Les bons films de genre français sont malheureusement rarissimes pour maintes raisons entre frilosité des producteurs, clichés sur l’incapacité du cinéma tricolore à réussir dans ce genre et, conséquemment, manque de moyens octroyés. Tout cela fait que dénicher un bon film fantastique, une pépite de film d’horreur, un film de science-fiction flamboyant ou encore, comme ici, un film policier glauque flirtant avec le surnaturel, a presque été mission impossible pendant des décennies. Mais, depuis quelques années, cela change et le film de genre retrouve ses lettres de noblesse grâce à des œuvres marquantes (et clivantes) telle que « Titane » qui a remporté la Palme d’or à Cannes. Néanmoins, c’est encore tout récent. Et avant cela, combien d’œuvres magistrales et mémorables comme l’immense et définitif « Martyrs » de Pascal Laugier pour des bouses ridicules ou des petits essais courageux mais pas très réussis tels que, par exemple pour en prendre un daté et un autre plus récent, « Le Meute » ou « Méandre ». Alors quand on découvre « Le Mangeur d’âmes », particulièrement réussi, on est clairement satisfait. D’autant plus que ses auteurs, qui avaient réalisé une œuvre hardcore qui avait pas mal interpellé son monde il y a près de vingt ans en l’occurrence « À l’intérieur » avec Béatrice Dalle, n’avaient pas du tout transformé l’essai depuis. On se souvient notamment de leur passage raté à Hollywood pour leur origin story sur « Leatherface », film dérivé de « Massacre à la tronçonneuse », visiblement honteux et jamais sorti en salles.

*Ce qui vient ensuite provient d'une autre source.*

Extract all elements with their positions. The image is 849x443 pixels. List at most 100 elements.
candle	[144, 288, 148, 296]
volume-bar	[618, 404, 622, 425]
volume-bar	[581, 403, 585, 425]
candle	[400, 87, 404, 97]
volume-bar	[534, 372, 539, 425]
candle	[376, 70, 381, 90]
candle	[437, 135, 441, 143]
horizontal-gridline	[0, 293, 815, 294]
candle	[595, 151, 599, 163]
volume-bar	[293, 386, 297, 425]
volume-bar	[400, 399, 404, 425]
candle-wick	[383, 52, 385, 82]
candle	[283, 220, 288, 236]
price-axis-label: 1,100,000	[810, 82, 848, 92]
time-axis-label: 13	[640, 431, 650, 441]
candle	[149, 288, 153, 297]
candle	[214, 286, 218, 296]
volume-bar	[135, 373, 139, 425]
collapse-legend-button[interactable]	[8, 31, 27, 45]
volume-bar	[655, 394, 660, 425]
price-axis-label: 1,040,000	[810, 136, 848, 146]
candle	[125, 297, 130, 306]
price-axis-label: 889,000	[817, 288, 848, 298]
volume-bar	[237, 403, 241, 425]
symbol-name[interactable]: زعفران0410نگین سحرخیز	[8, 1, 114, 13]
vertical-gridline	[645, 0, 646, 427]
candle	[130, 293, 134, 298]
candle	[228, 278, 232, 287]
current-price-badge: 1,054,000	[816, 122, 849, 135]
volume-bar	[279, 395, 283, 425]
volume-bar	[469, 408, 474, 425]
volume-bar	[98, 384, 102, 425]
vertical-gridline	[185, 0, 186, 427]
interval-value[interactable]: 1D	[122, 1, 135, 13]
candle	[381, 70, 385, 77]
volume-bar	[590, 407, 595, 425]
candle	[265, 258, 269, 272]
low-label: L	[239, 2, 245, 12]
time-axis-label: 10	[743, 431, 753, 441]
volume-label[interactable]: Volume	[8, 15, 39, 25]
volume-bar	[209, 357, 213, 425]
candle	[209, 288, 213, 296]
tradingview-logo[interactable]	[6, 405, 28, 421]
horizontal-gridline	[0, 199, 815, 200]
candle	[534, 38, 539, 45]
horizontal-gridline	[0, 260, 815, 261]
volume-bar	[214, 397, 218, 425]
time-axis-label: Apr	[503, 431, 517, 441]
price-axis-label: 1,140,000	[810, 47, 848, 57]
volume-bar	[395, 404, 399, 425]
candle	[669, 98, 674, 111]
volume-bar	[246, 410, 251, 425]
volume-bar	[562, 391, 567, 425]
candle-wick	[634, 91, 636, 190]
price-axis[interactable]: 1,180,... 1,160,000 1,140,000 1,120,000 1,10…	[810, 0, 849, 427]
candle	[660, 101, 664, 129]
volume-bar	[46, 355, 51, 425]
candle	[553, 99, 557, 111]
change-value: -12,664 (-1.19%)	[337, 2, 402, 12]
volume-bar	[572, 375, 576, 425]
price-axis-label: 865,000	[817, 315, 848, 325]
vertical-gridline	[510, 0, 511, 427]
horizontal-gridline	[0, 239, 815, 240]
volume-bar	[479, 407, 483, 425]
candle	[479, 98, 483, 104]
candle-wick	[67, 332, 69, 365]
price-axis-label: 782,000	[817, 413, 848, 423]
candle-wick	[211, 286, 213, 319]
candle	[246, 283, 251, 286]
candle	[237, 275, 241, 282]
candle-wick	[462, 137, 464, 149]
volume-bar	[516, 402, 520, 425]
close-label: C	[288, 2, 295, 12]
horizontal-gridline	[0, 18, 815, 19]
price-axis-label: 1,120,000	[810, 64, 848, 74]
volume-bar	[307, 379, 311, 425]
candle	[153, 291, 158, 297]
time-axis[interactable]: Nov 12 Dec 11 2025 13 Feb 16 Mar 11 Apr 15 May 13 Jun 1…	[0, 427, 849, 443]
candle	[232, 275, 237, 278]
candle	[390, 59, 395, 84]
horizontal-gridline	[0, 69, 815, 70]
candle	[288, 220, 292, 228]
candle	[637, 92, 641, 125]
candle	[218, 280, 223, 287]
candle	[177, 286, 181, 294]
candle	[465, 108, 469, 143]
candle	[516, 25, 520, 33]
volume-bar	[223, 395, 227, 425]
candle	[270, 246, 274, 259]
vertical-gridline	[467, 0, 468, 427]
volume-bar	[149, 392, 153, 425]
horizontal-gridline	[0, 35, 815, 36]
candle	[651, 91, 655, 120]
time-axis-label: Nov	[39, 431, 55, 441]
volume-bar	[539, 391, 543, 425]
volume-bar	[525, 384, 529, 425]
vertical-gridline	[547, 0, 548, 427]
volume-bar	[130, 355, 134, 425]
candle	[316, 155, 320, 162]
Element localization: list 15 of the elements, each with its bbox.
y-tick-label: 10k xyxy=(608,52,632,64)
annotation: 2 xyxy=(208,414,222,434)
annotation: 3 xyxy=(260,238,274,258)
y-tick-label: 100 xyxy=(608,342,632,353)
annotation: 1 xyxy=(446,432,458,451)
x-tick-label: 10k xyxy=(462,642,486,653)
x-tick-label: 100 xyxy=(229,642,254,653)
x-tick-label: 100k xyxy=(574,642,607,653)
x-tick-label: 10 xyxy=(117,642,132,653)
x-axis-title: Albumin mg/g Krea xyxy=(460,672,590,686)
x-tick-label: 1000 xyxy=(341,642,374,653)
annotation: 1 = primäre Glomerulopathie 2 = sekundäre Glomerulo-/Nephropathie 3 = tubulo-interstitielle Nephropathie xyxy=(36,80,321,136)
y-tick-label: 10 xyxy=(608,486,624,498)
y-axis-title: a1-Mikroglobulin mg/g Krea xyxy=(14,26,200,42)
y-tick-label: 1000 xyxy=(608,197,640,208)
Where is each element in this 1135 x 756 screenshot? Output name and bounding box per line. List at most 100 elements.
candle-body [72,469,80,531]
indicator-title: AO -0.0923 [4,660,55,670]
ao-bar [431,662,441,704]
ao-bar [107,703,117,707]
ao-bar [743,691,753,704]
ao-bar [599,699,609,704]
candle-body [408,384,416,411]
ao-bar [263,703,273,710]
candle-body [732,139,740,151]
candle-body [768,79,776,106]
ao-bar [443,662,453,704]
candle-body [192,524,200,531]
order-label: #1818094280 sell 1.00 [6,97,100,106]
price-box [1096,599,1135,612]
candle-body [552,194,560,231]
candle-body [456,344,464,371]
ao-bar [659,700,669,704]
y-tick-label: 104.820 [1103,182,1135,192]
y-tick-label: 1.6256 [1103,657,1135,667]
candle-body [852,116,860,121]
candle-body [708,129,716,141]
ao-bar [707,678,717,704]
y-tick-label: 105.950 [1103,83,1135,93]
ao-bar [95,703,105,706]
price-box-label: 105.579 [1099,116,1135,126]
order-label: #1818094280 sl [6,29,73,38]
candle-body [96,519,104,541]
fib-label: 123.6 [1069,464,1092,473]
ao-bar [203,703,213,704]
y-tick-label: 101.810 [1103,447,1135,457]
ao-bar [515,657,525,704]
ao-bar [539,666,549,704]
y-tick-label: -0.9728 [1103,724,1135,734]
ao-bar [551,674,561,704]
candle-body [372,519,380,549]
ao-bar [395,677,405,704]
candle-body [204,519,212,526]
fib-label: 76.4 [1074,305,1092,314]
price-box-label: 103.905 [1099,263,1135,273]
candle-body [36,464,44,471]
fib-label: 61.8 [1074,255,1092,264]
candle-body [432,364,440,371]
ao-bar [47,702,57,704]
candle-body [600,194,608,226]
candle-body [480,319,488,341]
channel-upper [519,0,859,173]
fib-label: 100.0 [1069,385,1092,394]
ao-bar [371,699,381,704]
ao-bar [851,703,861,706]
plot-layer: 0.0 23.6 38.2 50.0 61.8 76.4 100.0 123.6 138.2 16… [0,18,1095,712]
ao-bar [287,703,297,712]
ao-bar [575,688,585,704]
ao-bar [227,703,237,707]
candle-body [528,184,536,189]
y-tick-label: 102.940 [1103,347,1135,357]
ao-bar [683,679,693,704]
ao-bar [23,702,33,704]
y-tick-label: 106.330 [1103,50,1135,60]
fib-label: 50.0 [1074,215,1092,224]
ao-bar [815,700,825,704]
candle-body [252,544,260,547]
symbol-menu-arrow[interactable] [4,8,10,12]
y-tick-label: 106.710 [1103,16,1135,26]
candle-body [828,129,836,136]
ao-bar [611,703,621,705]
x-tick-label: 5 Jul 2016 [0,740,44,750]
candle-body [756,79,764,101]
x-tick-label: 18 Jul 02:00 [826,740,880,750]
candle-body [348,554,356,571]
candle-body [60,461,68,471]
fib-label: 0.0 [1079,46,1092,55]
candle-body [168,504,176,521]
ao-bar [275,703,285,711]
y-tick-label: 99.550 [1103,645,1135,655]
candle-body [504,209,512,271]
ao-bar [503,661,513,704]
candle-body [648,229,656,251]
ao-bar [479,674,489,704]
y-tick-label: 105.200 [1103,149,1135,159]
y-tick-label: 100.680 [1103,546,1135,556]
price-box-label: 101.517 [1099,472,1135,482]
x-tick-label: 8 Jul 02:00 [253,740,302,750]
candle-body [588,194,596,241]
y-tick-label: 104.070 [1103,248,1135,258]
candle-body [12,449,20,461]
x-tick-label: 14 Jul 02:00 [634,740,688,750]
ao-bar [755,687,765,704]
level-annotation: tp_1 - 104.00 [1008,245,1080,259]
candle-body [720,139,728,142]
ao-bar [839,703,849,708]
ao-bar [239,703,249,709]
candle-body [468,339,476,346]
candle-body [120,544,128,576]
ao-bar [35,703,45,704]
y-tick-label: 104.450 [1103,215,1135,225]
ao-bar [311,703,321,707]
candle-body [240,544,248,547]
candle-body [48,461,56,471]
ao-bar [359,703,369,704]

Adapté du roman éponyme, « Le Mangeur d’âmes » est un film policier glaçant, angoissant et extrêmement captivant qui nous plonge dans les tréfonds de l’âme humaine avec beaucoup de brio. Le long-métrage n’a rien à envier aux meilleurs films du genre venant du cinéma américain, d’Espagne ou encore de Corée du Sud. Il est même incompréhensible que le film ait été distribué sur si peu de copies à sa sortie et sans presque aucune promotion. Encore une fois, le problème du cinéma de genre en France est un serpent qui se mord la queue. Accessible et ambitieux, le film est une entière réussite dans le genre aussi bien sur le versant narratif que visuel. L’intrigue est parfaitement bien rendue et nous happe dès les premières images avec moultes rebondissements de situation et twists bien amenés. Et tout cela sans être trop explicatif, laissant quelques petites zones d’ombre au spectateur. Quant à la forme, le duo de cinéastes que l’on sent passionné, Alexandre Bustillo et Julien Maury, elle est très stylée mais sans jamais tomber dans l’exercice de style comme le récent « Longlegs », certes visuellement impeccable mais maniéré. Et ils savent parfaitement mettre en valeur le cadre de ce village montagnard et rural aux contours inquiétants. La photographie grise et verdâtre et la confection des plans est impeccable faisant parfois penser à « Les Rivières pourpres » mais en mieux.
« Le Mangeur d’âmes » satisfera aussi bien les amateurs de surnaturel alors que le film reste dans les ornières du réalisme. Mais certaines visions et l’atmosphère glauque et malaisante entre légendes locales, enlèvement d’enfants et meurtres extrêmes fait son office. Les scènes sanglantes sont très piquantes et gores, elles pourraient même choquer les âmes sensibles. L’utilisation de la musique est excellente et le duo de flics formé par Virginie Ledoyen et Paul Hamy est très probant permettant de s’attacher à eux grâce à un profil relativement creusé. On croit un peu moins à la prestation de Sandrine Bonnaire. Les presque deux heures du film passent à une vitesse folle et on a l’impression d’assister à quelque chose de peu commun dans le cinéma français dont seule l’inexplicable manque de visibilité fait rager. Il y a bien une ou deux facilités de scénario et un ou deux petits moments ratés mais ce sont des gouttes d’eau dans le fleuve palpitant de ce film policier sombre, âpre et tortueux. Une petite claque de film de genre qui résonne encore en nous longtemps après la projection et distille son malaise et son poison avec un nihilisme inusité dans notre cinématographie. À ne pas louper ou à rattraper de toute urgence.